Halloween II's biggest sin is, well, being the sequel to Halloween. The original is a masterpiece, one of the best horror films ever made, so how could a silly, crass, generic slasher film hold up? The legion of other silly, crass, generic slasher films from the early 80's aren't held to such a high standard, they are only judged against the Friday the 13th watermark. And you know what? Going by that criteria, Halloween II holds up pretty well as a respectable entry in the subgenre. It's mostly entertaining, looks nice (same cinematographer, Dean Cundey, as the original), has some half-memorable set pieces (apparently John Carpenter did some uncredited reshoots), and a lot of the one-uping outbursts of graphic violence that this species of horror film is known for.
Yet it's hard not to compare it to the original at least a little. First off, the whole idea of sequel kind of ruins the brilliant, ambiguous ending of the original. The genius of the original ending was that it leaves you hanging, the fear never subsides because you don't know what happens next. Only now we know what happens next.
Like many cash-in sequels, Halloween II tries copying several memorable elements from the original with diminished effect. We get the extended POV shot opening, Dr. Loomis's weird ramblings about evil, Laurie locking herself in a confined space... none as well executed as in part one. Most glaring is probably the music; they took the theme from the original and reworked it, spiced it up with a fuller, more synthetic feel, and it loses its minimalist magic in the process.
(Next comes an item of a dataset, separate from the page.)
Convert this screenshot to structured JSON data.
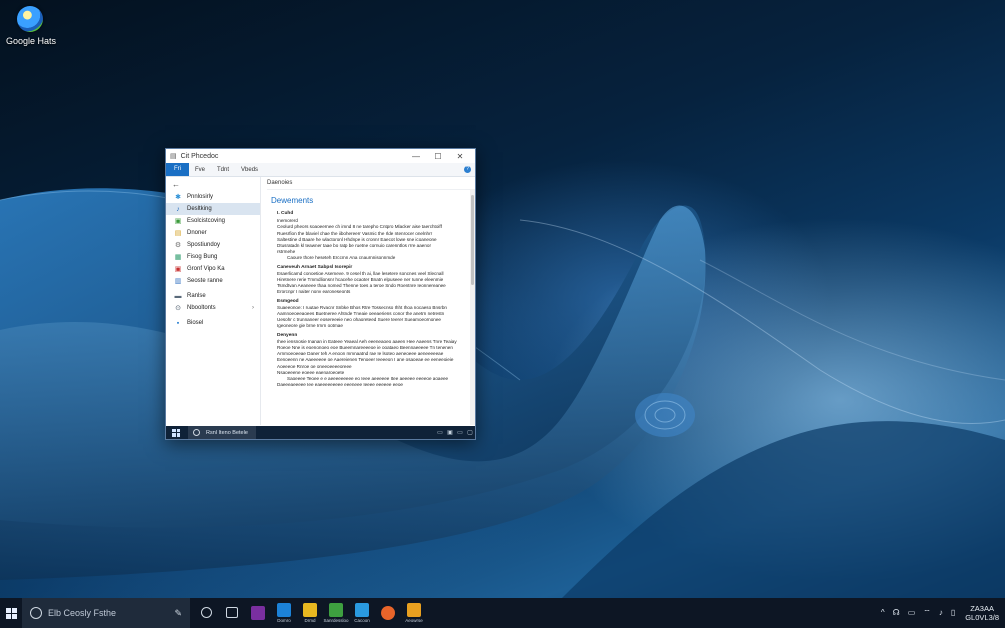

My favorite tell-tale sequel sign in the film is what they do with Jamie Lee Curtis. She gets the Steve Guttenberg Police Academy sequel treatment. She's barely in the movie for the first hour and change (and spends most of her screen time unconscious or in bed), only to have the movie pretend she's the lead role during the climax. My guess is that she was only willing to work on the movie for a few days.
But look at me, doing exactly what I said I wouldn't. On its own terms, Halloween II works. The mood is nice, the kills are fun, Donald Pleasence is always a joy to watch. At one point a dude slips in a puddle of blood and knocks himself out, that was pretty funny. He has a concussion so later on he passes out in the front seat of his car with his head on the horn, alerting Michael to his location. That and several other clever moments help Halloween II rise above mediocrity.
One last note - this movie has one of the worst, funniest tag lines of all time: "More of the Night He Came Home."